His clove glare hardened. “I don’t care what others think! If you have my heir, you’ll have my name.” He shrugged. “Not that you don’t already have it, you know.” The crux of the question fell exactly in this irony.

She gazed him, her mind racing. What the darn was happening here? Marry him? Risk ostracism? Scandal? Someone got crazy here and it wasn’t her!

In the beginning, he suspected her motives, bullied her, misunderstood her, tantalized her. Then he discovered she had been a virgin and now this. What would have he done if her marriage had been consummated? She’d be the widow at hand? The convenient mistress? The live-in paramour? His proposal insulted the hell out of her. She wasn’t a dame in distress! She didn’t need saving! Princes in shiny armours existed only in novels. He’d be the last candidate she’d conjecture for the role, by the way! For sure, he proposed only because of the blasted hymen!

Feigning a calmness she felt miles away from, she folded her both hands on the edge of the table and ogled him stonily. “You insult me with your proposal, Your Grace.” She sipped her wine with finesse. “I don’t want you to touch me ever again!”

She rang for Jenkins. “Jenkins, I am indisposed. Please, serve His Grace. I am retiring for the night.” She stood and left.

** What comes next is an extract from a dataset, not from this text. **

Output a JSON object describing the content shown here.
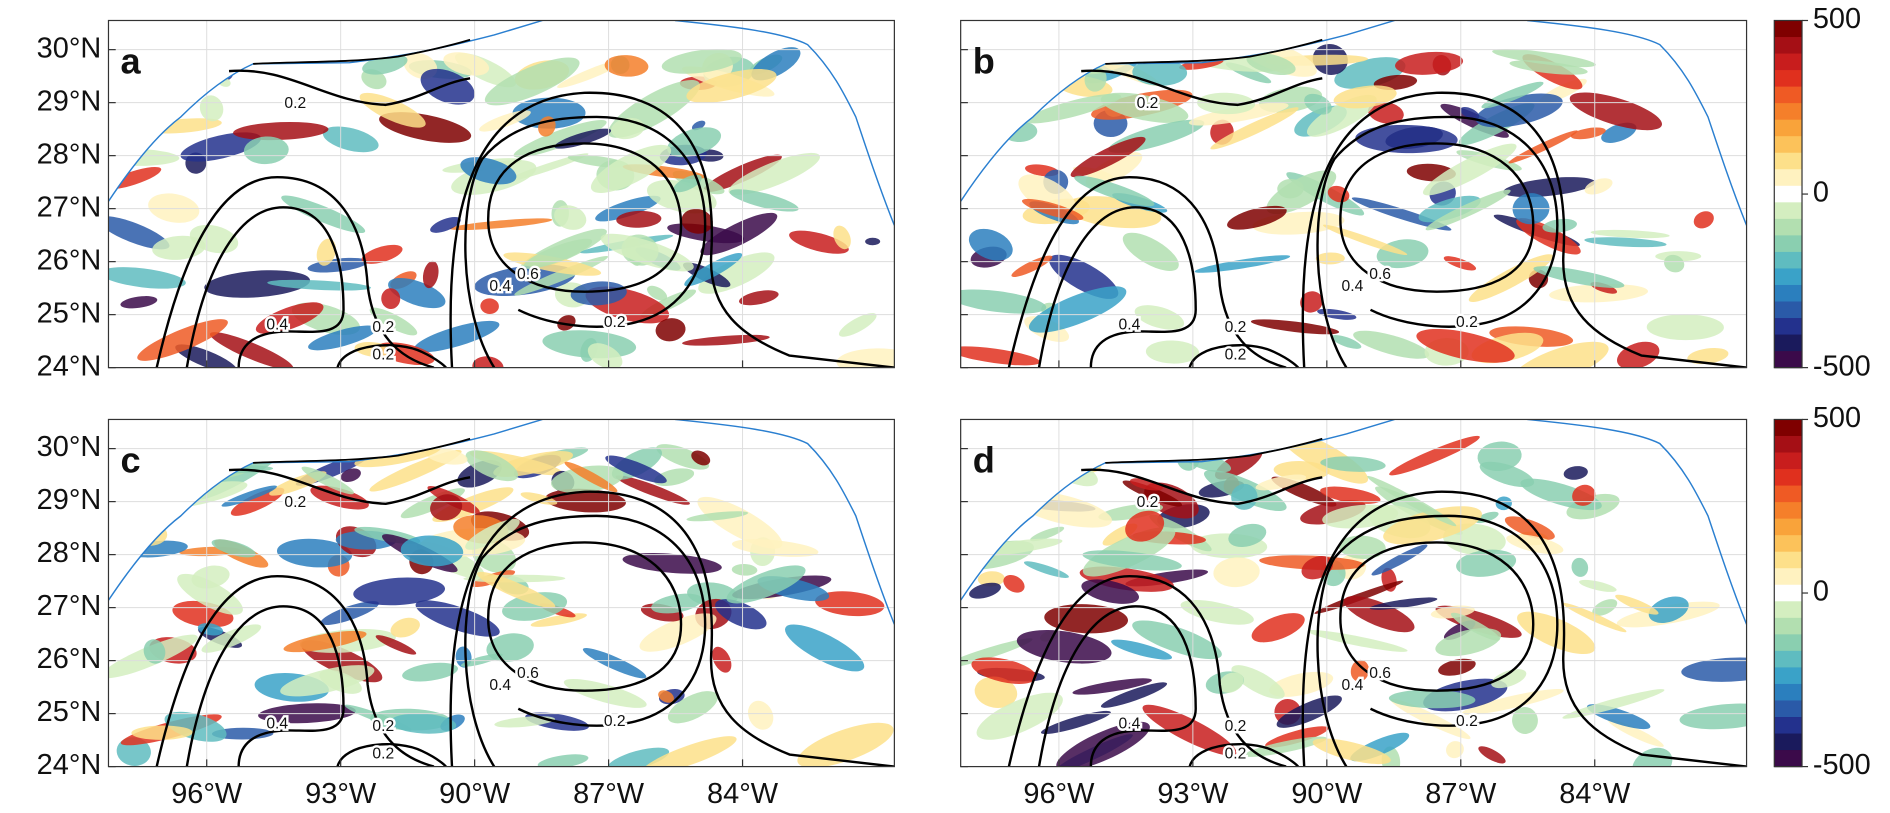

Bloody hell! Bloody blasted hell! Philip thought, as he watched her stomp out of the dining room, hips swaying deliciously. What had he done now? As far as he knew, proposing marriage figured amongst the honourable thing to do by any woman! Not by this one, it seemed. Why did she think it an insult? There were dozens of starry-eyed debutantes who would kiss the floor he walked on for the chance of marrying a duke. Alright, so she already had the title. That was it then. She had the title, the money, the freedom. Would she think him a hassle in her life? What went through the damned woman’s mind? On top of that, she’d leave his bed. What was he to do? Go insane, certainly.